PF-4981517, also named CYP3cide, is a potent, efficient, and specific time-dependent inactivator of human CYP3A4. PF-4981517 is a very useful tool for understanding the relative roles of CYP3A4 versus CYP3A5 and the impact of CYP3A5 genetic polymorphism on a compound's pharmacokinetics. PF-4981517 is a lipophilic compound with a pKa which will render it cationic at physiological pH. Thus, it is possible that if incubate with high concentrations of microsomes, it can nonspecifically partition into microsomal phospholipid, and its apparent potency will be reduced.

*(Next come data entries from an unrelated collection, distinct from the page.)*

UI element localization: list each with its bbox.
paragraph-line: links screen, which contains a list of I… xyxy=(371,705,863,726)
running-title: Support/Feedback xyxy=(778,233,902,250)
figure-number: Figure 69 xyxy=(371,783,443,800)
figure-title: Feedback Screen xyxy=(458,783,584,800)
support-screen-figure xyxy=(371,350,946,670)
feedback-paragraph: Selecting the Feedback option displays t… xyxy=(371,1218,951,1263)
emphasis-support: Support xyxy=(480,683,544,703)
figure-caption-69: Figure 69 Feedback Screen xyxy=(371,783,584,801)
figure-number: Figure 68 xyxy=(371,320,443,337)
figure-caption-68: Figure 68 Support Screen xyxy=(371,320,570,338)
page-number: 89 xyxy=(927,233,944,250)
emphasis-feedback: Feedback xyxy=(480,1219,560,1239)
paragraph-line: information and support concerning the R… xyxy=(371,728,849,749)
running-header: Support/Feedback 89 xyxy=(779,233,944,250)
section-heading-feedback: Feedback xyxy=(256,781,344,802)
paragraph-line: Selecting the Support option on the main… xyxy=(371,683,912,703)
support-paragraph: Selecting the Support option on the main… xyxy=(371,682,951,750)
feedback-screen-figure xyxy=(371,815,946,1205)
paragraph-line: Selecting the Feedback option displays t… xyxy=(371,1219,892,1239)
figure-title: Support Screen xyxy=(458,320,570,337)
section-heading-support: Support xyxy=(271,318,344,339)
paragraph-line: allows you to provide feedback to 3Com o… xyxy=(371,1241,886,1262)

PF-4981517 should be useful to investigators seeking to delineate the relative contribution of CYP3A4 versus CYP3A5 in the metabolism of compounds cleared by CYP3A.


Reference


[1].Robert L. Walsky, R. Scott Obach, Ruth Hyland, Ping Kang, Sue Zhou, Michael West, Kieran F. Geoghegan, Christopher J. Helal, Gregory S. Walker, Theunis C. Goosen and Michael A. Zientek. Selective Mechanism-Based Inactivation of CYP3A4 by CYP3cide (PF-04981517) and Its Utility as an In Vitro Tool for Delineating the Relative Roles of CYP3A4 versus CYP3A5 in the Metabolism of Drugs. DMD September 2012 vol. 40 no. 9 1686-1697.